Vom Aussterben bedroht: Die Schweizer Kinos

Immer wieder liest man in den Nachrichten vom weltweiten Kinosterben. Während Streamingangebote wie Netflix, Amazon Prime und Disney+ immer beliebter werden, verliert die Kinobranche stetig an Besuchern.  

Die Besucherzahl ist in 2022 zwar deutlich gestiegen, verglichen mit den Coronajahren 2020 und 2021, aber der ‘Normalzustand’ der vorherigen Jahre ist immer noch nicht erreicht. Dieser Normalzustand ist aber auch nicht gerade erfreulich, da die Zuschaueranzahl langfristig trotzdem am sinken ist.    

Quelle: Bundesamt für Statistik/ProCinema
Quelle: Bundesamt für Statistik/ProCinema

Betrachtet man weitere Statistiken der ProCinema, ist ein interessanter Trend zu erkennen: Während die Anzahl der Kinos stetig sinkt, steigt die Anzahl Leinwände. Es gibt also immer weniger, dafür immer grössere Multiplex-Kinos in der Schweiz.  

Quelle: ProCinema (Jahresbericht 2022, S.10)
Quelle: ProCinema (Jahresbericht 2022, S.10)

Da stellt sich natürlich die Frage: Sind Multiplex-Kinos wie das Pathé Westside oder das BlueCinema der Tod der Einsaalkinos? Mehr dazu erfahren Sie im Interview mit René Gerber, dem Generalsekretär des ProCinema.  

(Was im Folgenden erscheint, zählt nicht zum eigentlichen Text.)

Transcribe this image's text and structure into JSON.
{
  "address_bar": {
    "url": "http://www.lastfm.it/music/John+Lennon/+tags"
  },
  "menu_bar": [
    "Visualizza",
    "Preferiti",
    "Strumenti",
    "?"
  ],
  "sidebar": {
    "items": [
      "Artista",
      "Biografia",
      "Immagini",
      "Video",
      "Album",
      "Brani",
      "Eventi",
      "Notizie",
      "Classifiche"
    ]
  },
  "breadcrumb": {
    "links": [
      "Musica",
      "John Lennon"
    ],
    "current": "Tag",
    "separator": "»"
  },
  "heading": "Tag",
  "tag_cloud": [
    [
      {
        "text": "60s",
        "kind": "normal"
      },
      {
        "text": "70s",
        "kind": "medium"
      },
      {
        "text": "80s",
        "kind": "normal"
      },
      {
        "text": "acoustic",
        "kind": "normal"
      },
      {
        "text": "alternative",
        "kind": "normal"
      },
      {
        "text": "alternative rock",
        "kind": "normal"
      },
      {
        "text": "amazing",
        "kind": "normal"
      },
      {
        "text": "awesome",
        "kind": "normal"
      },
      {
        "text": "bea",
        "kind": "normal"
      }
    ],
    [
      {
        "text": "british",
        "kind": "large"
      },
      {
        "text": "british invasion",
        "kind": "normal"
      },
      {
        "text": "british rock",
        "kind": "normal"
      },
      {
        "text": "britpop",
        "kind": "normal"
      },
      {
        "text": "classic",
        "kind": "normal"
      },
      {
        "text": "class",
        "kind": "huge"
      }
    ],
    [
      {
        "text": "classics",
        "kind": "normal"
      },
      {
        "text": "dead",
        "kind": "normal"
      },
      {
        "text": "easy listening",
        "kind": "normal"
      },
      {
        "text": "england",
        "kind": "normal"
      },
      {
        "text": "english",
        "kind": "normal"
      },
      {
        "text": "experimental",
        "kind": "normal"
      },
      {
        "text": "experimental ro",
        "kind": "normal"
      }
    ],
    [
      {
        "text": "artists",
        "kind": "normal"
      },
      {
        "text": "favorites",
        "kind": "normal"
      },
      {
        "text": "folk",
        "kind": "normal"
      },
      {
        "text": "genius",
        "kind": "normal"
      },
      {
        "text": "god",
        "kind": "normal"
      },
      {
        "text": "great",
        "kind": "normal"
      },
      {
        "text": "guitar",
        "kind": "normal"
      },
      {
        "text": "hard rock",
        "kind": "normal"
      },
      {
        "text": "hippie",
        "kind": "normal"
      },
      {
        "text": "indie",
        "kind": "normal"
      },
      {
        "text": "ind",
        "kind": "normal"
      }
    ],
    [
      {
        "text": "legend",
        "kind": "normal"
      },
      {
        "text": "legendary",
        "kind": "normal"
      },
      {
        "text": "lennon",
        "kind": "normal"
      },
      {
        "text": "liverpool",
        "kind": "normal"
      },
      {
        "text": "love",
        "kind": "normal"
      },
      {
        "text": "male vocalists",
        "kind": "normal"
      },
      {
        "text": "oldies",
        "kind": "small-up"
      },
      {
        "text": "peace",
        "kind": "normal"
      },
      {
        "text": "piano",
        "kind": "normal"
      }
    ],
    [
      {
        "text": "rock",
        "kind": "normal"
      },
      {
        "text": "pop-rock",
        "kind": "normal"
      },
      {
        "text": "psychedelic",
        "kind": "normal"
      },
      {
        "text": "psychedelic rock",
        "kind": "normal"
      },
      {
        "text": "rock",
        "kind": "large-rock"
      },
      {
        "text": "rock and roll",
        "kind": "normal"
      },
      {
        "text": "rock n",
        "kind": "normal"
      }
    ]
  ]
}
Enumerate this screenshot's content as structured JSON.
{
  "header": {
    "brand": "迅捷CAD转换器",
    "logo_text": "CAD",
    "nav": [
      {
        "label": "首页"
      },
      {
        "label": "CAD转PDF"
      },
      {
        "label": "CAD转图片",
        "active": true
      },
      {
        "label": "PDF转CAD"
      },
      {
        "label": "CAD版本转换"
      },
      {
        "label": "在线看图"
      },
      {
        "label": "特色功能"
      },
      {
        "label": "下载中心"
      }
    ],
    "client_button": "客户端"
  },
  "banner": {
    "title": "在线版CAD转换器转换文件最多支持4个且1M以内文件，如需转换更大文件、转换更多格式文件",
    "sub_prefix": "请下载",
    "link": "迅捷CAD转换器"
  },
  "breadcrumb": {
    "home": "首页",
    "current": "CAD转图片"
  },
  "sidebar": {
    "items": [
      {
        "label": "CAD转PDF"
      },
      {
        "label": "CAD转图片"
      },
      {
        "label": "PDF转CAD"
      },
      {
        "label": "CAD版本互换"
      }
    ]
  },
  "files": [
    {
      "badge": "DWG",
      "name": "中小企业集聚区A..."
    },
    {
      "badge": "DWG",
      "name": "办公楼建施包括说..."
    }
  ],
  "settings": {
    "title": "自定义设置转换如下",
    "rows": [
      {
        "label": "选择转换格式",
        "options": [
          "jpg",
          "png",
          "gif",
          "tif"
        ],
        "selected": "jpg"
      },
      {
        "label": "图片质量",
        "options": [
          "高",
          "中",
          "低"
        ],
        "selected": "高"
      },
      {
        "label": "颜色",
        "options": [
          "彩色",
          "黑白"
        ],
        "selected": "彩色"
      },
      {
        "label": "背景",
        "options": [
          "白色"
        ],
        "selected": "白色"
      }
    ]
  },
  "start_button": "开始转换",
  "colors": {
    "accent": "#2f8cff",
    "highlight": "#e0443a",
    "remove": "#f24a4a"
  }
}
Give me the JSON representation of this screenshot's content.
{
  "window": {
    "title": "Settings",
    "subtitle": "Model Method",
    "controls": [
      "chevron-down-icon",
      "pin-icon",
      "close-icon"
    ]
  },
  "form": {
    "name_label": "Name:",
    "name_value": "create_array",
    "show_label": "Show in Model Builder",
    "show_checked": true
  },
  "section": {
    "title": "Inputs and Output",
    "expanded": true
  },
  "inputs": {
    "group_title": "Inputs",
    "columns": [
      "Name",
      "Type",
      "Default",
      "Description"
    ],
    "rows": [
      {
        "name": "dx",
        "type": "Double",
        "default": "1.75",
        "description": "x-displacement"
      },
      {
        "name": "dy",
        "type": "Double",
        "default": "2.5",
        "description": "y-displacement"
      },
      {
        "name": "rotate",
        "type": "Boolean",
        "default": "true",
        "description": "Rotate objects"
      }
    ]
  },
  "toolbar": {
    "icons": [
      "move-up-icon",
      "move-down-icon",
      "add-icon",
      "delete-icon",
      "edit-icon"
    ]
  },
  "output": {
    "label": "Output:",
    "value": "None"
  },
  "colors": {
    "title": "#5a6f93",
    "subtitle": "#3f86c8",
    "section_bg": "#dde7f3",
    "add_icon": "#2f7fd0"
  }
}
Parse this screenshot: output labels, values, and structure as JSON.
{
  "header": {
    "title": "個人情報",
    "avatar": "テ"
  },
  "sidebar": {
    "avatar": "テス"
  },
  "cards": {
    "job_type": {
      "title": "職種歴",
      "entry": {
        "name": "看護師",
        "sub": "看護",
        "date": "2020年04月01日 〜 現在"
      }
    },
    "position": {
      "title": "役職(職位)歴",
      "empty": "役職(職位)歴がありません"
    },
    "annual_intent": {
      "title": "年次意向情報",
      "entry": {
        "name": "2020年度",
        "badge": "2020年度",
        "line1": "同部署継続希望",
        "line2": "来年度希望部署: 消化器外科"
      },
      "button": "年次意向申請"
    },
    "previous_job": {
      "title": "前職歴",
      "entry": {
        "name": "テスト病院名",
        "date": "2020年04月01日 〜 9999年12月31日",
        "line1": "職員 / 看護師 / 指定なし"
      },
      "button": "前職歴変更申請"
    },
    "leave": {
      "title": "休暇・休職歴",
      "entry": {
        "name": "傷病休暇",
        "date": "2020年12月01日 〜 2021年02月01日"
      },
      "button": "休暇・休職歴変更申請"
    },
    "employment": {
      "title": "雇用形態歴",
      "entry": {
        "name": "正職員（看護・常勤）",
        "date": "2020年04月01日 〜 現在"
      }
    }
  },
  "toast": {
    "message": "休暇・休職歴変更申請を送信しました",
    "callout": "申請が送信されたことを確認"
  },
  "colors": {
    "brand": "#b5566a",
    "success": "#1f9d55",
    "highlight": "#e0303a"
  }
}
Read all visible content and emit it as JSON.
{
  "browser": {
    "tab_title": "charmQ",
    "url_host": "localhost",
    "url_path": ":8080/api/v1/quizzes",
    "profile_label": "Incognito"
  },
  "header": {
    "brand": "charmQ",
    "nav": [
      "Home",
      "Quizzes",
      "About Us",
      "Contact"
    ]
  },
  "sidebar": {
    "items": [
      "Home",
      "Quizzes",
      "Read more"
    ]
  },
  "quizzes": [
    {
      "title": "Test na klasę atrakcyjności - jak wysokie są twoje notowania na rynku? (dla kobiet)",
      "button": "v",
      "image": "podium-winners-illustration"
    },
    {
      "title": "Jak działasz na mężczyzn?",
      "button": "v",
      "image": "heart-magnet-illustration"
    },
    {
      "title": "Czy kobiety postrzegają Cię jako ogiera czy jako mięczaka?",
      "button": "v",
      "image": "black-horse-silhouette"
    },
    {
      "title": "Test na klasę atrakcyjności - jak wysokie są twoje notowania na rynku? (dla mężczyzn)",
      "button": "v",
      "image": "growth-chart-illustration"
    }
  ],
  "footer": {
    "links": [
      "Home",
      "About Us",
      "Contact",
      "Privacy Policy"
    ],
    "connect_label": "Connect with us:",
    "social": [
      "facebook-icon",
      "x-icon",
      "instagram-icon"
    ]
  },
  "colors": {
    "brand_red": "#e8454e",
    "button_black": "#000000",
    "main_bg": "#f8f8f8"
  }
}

“Die Kosten sind einfach zu hoch für diese kleinen Kinos” 

René Gerber

Der Schweizerische Kinoverband ProCinema 

Das ProCinema ist der Schweizer Verband für Kino und Filmverleih. Der Verband beschäftigt sich mit den politischen und wirtschaftlichen Aspekten der Schweizer Kinobranche. Das ProCinema ist zuständig, allerlei Informationen über die Schweizer Kinobranche zu sammeln und diese Daten in Form von Statistiken und Ranglisten schweizweit zu publizieren. Eine weitere Aufgabe von ProCinema ist, Politiker*innen aufmerksam auf die Probleme der Kinobranche zu machen.  

René Gerber ist Generalsekretär von ProCinema. Er erinnert sich besonders gerne an seinen sechsten Geburtstag, an dem er bereits seine Leidenschaft zum Film entdeckte. Er erzählt: “Da hat meine Mutter mich ins Kino gefahren und im Kino lief der Film Dschungel Buch."  Damals reichte ein Fünf-Fränkler für den Kinoeintritt und ein Eis in der Pause. Seine Liebe zum Kino vertiefte sich in der Lehre, da das Kino früher, laut René, ein Fenster zu fremden Welten war: “Damals gab’s in der Schweiz einen Fernsehsender, kein Internet und das Kino war eine Möglichkeit, auch in andere Länder reinzusehen.“ Ab dem Jahr 1989 arbeitete er in Zürich in einem Kino. Angefangen hat er als Operateur, Kassierer und Betriebsleiter. Dann wurde er Geschäftsführer einer Kinokette in Bern und seit 2002 hat er seine Karriere bei ProCinema angefangen. Von dort aus stieg er zum Generalsekretär auf.  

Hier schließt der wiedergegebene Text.